For 18-year-olds, starting life in a foreign country without friends can be daunting. Different languages, different foods, different cultures — these huge gaps in every aspects of life make it harder for these young people to adapt.
Many Chinese undergraduates studying at IU come from big cities abundant in entertainment. In Bloomington, there are fewer distractions.
As college freshmen juggle their first time living alone and figuring out their personalities and values, international students can get lost. They are out of their comfort zone and don’t know how to fit in. Being in a foreign country only accents the sense of loneliness.
“My first year here I felt so depressed,” Yu said, “I just wanted to stay home, because I didn’t want to socialize and didn’t know what I was supposed to do.”
He tried to befriend local students through a fraternity and a baseball team. Most people were nice, but he couldn’t fit in because he didn’t know or understand certain cultural references.
“I have not watched any of the cartoons they talked about,” Yu said. “And they haven’t seen any of the shows I watched.”
In Lucky Seven, Yu met people who come from similar backgrounds who share the same interests.
“At first I just wanted to meet more people,” Yu said. “Some have had cars for longer and know more about cars. I learned a lot by watching them care for their cars and modify them.”
Lin didn’t like parties or alcohol. With his car enthusiast friends, he found his place.
The club functions as a bridge, Yu said. It connects people.
Lin’s car is more than a vehicle for him – it’s beautiful, it’s speedy and it’s worth the money.
The $90,000 BMW never comes short of both lovers and haters.
Teenage girls on a school bus once waved at him while he was waiting for the signal to turn green. He waved back and saw giggles and screams broke out silently behind the windows. He pretended he didn’t see the drama and drove away.
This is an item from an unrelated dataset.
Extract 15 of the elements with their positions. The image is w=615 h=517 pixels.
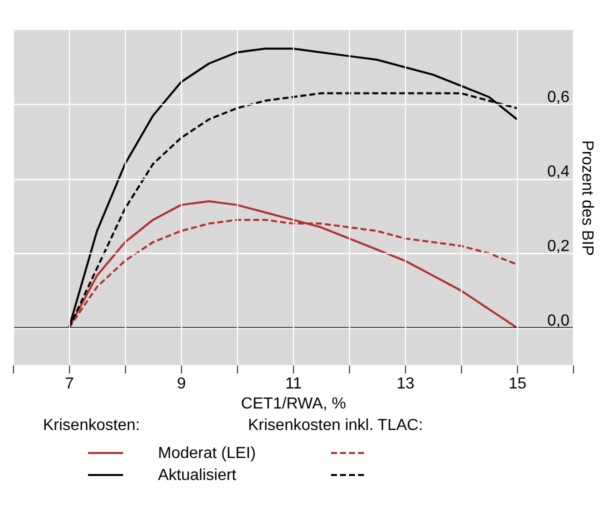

He felt more embarrassed than flattered.
But it always feels good when people come up and tell him he has a nice car.
Duckett, the club’s photographer, comes from a small town in Tennessee. He can sense the differences between him and these Chinese students whose slim-cut slacks draw a sharp contrast to his own sweatpants.
He personally believes in the American ideal of being self-made, and he’s currently paying off his Nissan Sentra SR loans. Still, Duckett thinks these Chinese students aim to succeed, and luxurious cars help them have a more positive mindset.
It’s important to be able to feel successful if one wants to succeed, Duckett said. A nice car must be essential to that feeling for those Chinese students.
Once a white guy spat at Lin. Another time, he was in his friend’s red Porsche Cayenne on the way to a vehicle maintenance store when a white guy coming from the opposite direction flipped them off in his car, out of the blue. His friend and him were confused but not bothered.
“Why should I care?” Lin said. “These things don’t really affect my life. I drove on and my life continued.”
Lin has a vision for Lucky Seven. He doesn’t want it to be merely for fun and making friends but wants to build a sustainable network with far-reaching benefits that link back to the original Lucky Seven in China.
“The current Chinese members in Beijing are already social elites and successful businessmen,” Lin said. “When we go back to China, we can still be active as members and share the existing resources. As we have fun as a group, we are also paving the way for future potentials.”
Speaking of what Lucky Seven means to him, Lin said he is happier now.
“It’s just my life now,” he said. “I spend a lot of time with my members. Besides school, I come to hang out with these people. I just go with the flows.”
In their minds, they are no different from any other Chinese students, worried about school and struggling to understand English.
As exams approach, Lin and his friends are getting busy with school. They study until late night at the libraries like everyone else.
The only difference is they drive home in their expensive cars.
Some interviews in this story were conducted in Chinese and translated by reporter Yue Sun.